I'm not saying that isn't true for some things. I don't think its true here given that this is a nice narrowly scoped library that does a single thing and has well defined semantics.

Adding a cgo dependency is generally something that isn't done lightly by teams. Having a port to go instead of a wrapper around go would be much more likely to see widespread adoption.

zzzcpan · on July 1, 2019

Do you even need to match Google's robots.txt parsing behavior? With less than 1000 lines you can be pretty sure they are not doing it right and are breaking plenty of people's assumptions about it. Either way you have to test it on real world data.

jerf · on July 1, 2019

The point of this code release seems to be to release Google's precise logic. That you may incorporate it into something else is, IMHO, less interesting; we've got plenty of other solutions that "do robots.txt" well enough. If it was just about that, Google's release of this would not be worth anything. The point is so that non-Google parties can see exactly what Google is seeing in your robots.txt.

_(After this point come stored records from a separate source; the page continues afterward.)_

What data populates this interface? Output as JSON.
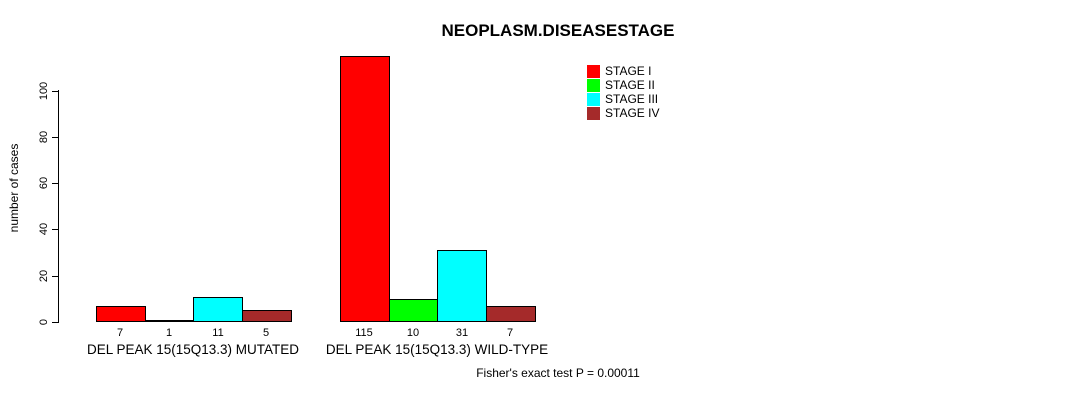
{
  "chart_data": {
    "type": "bar",
    "title": "NEOPLASM.DISEASESTAGE",
    "ylabel": "number of cases",
    "xlabel": "",
    "ylim": [
      0,
      115
    ],
    "yticks": [
      0,
      20,
      40,
      60,
      80,
      100
    ],
    "grid": false,
    "legend_position": "top-right",
    "categories": [
      "DEL PEAK 15(15Q13.3) MUTATED",
      "DEL PEAK 15(15Q13.3) WILD-TYPE"
    ],
    "series": [
      {
        "name": "STAGE I",
        "color": "#FF0000",
        "values": [
          7,
          115
        ]
      },
      {
        "name": "STAGE II",
        "color": "#00FF00",
        "values": [
          1,
          10
        ]
      },
      {
        "name": "STAGE III",
        "color": "#00FFFF",
        "values": [
          11,
          31
        ]
      },
      {
        "name": "STAGE IV",
        "color": "#A52A2A",
        "values": [
          5,
          7
        ]
      }
    ],
    "bar_value_labels": [
      [
        "7",
        "1",
        "11",
        "5"
      ],
      [
        "115",
        "10",
        "31",
        "7"
      ]
    ],
    "annotation": "Fisher's exact test P = 0.00011"
  }
}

That's why I'm saying there's no point trying to re-implement this. If you were going to re-implement this, there's probably already a library that will work well enough for you. The value here is solely in being exactly what Google uses; anything that is a "re-implementation" of this code but isn't exactly what Google uses is missing the point.

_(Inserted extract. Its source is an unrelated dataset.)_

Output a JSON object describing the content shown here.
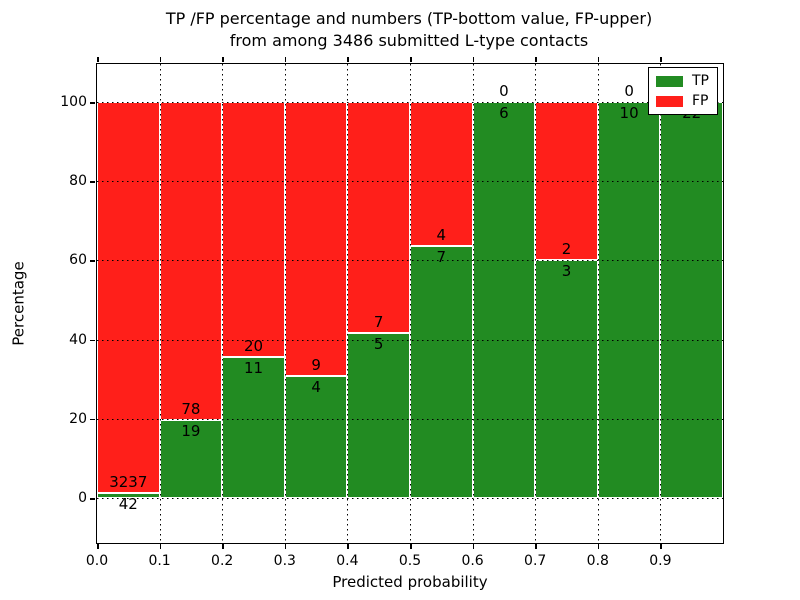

If they formalize it into a spec, others may then implement the spec, but they can and should do that by implementing the spec, not porting this code.

zzzcpan · on July 1, 2019

As I understand the point about Go complaint is to parse actual real world robots.txt. For which you don't need to behave exactly as this library does.

joshuamorton · on July 1, 2019

> Do you even need to match Google's robots.txt parsing behavior? With less than 1000 lines you can be pretty sure they are not doing it right and are breaking plenty of people's assumptions about it.

This seems like a weird assertion. The specification isn't particularly complex (ignoring the implicit complexities of unicode). There are ~5 keywords and like 3 control characters. Why would you expect to need all that much?

zzzcpan · on July 1, 2019

Very few people follow the specification or even know it exists.

joshuamorton · on July 1, 2019

I'm not talking about the formal specification, but the implicit specification of what people have been using for decades. That only has 5 keywords and a couple control characters. The formal spec is based on that informal spec, which again, isn't that complicated.

To be more direct: what are all of these assumptions you assume google's parser is mishandling?

zzzcpan · on July 1, 2019

Top comment [1] talks about noindex directive for example. Some people definitely expect it to work.

[1] https://news.ycombinator.com/item?id=20326098

themacguffinman · on July 1, 2019

It definitely feels excessively risky for a third party to port it, but Google can either canary it or run both parsers in production and compare results to accurately assess confidence in the port's correctness.